After a long spell (too long) ashore, I returned last night to the ocean, this time in a sea kayak. We were a large group - a dozen or so colleagues, mostly novices (even my own modest paddling skills appeared relatively competent and economical). The boats were beautifully efficient, and perfect for novices: streamlined enough to let even weak paddlers maintain a good speed, but broad enough to be very stable.
The coast was spectacular: we explored the lee side of a long peninsula: sea cliffs all the way, riddled with caves and sea arches. The water was flat calm - at times we might almost have been airborne, so clear were the colours the rock and weed below. The paddles through the caves and the arches were magical. We had only two capsizes on the trip (neither mine). I did have one awkward moment, though, in a cave. The episode was typical me: the guide stopped at the entrance, which was large and very inviting. Curiousity propelled me forward, and I glided past her, into the gloom beyound the cave mouth, and found a broad and inviting tunnel. Moving deeper, the gloom became a pitchy darkness, navigating now by sound and touch. The walls closed in: I shipped my paddle, and used my hands instead. I slowed to a stop as the loud and hollow slop-splashing just a few metres ahead warned me of the end of the cave: a moment too late, as it turned out.

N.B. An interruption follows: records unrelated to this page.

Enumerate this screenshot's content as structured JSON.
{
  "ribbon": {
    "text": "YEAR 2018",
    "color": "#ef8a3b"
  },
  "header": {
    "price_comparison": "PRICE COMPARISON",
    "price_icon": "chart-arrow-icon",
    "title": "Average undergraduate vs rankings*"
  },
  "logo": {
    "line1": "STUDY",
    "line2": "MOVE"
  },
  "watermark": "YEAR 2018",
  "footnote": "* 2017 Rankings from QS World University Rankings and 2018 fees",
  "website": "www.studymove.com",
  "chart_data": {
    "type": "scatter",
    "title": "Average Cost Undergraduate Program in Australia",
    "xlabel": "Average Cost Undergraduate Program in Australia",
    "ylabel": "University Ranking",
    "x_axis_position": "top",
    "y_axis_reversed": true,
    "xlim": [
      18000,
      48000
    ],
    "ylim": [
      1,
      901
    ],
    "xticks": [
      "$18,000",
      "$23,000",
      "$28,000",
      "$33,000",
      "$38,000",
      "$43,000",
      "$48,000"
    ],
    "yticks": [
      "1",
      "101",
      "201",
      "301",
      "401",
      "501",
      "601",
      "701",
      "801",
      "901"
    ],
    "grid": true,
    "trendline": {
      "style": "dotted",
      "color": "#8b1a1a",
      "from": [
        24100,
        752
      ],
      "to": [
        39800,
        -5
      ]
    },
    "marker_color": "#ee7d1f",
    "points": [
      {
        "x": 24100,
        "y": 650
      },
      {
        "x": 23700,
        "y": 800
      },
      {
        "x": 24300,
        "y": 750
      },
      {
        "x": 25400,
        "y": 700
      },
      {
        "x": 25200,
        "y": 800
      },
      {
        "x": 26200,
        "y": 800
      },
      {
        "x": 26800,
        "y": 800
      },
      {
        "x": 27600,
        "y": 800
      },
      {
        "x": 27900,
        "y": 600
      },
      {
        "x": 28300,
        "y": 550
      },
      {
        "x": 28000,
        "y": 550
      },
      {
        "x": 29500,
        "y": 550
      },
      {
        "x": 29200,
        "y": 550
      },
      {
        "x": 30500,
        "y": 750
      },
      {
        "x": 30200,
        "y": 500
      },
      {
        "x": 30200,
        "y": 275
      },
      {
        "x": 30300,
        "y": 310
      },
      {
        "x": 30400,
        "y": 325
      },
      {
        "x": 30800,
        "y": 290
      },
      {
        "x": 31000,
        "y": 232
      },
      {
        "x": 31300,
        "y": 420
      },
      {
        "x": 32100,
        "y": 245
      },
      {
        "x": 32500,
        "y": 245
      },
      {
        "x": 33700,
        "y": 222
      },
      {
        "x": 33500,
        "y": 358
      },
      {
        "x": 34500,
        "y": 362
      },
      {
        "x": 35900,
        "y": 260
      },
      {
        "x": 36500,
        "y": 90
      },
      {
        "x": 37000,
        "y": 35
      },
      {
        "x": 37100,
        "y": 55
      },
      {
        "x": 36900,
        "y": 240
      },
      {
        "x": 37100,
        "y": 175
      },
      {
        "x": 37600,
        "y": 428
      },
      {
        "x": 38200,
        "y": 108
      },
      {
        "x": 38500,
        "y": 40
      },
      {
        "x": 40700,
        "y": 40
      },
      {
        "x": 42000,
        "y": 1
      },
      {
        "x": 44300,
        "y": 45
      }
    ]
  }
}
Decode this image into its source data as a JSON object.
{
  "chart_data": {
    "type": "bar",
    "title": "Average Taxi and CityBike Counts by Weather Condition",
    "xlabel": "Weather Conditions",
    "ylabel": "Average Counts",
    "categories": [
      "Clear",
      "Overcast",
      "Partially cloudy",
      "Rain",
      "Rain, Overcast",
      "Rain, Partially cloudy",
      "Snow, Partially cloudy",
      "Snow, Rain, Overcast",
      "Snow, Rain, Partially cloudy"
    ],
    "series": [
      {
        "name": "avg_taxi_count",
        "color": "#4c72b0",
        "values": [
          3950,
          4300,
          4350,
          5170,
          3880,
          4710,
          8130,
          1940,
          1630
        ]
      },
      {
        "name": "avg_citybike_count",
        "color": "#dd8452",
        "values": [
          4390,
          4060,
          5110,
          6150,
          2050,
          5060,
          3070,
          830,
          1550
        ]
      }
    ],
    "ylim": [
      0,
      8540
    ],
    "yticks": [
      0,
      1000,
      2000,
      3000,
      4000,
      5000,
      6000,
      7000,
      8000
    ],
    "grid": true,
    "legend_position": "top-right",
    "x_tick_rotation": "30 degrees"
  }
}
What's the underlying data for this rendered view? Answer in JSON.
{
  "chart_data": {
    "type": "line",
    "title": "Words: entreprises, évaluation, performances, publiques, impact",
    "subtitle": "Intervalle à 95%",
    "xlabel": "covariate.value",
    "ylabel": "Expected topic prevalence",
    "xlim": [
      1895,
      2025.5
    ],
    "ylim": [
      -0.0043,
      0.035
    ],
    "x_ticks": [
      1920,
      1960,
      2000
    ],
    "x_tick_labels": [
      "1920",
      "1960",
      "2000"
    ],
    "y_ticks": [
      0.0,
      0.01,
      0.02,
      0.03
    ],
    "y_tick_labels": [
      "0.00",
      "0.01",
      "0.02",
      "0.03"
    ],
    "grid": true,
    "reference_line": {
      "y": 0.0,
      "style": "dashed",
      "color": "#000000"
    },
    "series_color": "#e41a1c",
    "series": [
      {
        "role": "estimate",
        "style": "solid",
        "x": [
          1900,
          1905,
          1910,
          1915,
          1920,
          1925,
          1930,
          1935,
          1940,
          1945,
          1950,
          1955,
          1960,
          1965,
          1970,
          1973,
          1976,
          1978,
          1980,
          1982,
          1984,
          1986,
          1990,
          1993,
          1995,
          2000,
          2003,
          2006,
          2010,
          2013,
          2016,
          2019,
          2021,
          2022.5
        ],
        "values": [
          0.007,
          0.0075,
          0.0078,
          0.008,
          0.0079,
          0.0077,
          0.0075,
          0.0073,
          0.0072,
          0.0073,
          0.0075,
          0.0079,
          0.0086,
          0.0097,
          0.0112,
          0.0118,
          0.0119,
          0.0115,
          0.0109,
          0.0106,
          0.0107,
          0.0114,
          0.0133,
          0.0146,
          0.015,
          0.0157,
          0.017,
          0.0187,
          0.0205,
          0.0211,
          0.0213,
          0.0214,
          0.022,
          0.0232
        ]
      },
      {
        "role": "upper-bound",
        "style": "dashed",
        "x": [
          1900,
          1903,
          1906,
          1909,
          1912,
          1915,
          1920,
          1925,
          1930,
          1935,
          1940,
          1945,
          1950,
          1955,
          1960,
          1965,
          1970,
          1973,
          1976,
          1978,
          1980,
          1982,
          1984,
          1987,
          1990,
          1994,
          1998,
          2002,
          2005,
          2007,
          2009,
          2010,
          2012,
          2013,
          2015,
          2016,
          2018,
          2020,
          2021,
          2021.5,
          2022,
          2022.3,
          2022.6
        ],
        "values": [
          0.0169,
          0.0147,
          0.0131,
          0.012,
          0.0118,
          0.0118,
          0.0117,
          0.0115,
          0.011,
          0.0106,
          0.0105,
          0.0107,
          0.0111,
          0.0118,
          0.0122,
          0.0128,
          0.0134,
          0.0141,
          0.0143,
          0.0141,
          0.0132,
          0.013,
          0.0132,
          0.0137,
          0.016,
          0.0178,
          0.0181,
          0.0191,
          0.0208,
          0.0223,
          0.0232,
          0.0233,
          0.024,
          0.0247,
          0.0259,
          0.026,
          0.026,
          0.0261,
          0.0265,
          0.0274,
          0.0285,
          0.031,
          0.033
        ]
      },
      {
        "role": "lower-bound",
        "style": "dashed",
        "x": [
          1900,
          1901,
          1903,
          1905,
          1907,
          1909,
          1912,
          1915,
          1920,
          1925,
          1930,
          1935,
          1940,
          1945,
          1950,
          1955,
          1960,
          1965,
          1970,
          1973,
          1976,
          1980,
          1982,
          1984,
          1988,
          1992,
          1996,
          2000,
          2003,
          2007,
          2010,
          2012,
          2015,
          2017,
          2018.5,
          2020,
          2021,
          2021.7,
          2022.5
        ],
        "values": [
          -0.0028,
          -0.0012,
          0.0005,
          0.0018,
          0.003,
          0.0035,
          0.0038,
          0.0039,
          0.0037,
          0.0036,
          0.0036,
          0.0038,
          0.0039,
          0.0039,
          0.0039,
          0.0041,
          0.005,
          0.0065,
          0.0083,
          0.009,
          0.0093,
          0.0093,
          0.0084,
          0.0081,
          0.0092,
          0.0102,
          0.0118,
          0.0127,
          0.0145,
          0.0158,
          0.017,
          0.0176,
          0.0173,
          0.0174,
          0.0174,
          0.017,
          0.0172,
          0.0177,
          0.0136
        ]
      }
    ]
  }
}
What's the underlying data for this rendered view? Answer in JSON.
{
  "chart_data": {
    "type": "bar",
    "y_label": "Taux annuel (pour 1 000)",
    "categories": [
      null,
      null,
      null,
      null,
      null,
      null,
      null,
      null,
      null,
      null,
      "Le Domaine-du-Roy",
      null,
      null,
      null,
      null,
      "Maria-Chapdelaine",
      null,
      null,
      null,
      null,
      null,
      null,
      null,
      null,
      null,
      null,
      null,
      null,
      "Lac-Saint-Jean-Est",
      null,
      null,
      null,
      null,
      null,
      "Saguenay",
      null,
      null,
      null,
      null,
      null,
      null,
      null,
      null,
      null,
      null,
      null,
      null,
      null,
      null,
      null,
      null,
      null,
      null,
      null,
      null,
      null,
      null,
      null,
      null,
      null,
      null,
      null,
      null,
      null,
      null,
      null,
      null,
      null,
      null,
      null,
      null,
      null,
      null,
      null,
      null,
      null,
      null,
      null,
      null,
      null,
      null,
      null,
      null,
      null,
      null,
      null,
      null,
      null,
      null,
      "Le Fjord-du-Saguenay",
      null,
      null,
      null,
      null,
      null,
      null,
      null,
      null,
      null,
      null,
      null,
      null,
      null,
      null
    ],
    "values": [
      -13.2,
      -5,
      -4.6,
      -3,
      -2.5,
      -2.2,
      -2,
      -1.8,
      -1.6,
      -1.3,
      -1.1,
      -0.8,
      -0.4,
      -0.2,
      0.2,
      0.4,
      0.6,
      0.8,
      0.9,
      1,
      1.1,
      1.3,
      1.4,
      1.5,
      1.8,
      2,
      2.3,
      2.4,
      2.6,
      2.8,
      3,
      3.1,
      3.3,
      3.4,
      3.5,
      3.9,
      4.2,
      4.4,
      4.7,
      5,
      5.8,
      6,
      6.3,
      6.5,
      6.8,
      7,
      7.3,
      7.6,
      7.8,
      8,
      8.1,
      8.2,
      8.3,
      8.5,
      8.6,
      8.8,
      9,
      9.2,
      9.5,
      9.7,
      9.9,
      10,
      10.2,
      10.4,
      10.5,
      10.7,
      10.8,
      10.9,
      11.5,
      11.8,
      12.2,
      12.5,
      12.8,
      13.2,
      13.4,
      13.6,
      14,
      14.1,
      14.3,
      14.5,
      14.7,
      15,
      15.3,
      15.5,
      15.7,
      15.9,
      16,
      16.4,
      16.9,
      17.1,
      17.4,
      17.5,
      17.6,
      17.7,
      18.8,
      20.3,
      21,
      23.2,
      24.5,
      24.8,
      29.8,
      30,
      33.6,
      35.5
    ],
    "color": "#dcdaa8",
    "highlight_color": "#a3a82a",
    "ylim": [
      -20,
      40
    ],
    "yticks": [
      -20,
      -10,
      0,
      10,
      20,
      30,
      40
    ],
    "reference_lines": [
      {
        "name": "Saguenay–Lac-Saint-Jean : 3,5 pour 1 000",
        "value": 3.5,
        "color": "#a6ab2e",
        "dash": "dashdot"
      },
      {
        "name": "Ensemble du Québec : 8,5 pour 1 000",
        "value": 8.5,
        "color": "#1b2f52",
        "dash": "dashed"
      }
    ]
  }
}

Above me, a huge rock wedge protruded unseen from the roof almost to water level. Sliding under it, I stopped below its lowest point just as the trough of the swell passed by. Then, the boat rode up and forwards on the surge of the following wave, and I found myself forced onto my back, pinned in the darkness between the deck at my back and the rock pressed into my chest, wondering how high the water intended to rise...
Patience and calm were rewarded: the crest came,and went, and a sharp shove to the offending wedge sent me smartly sternwards, back to the light.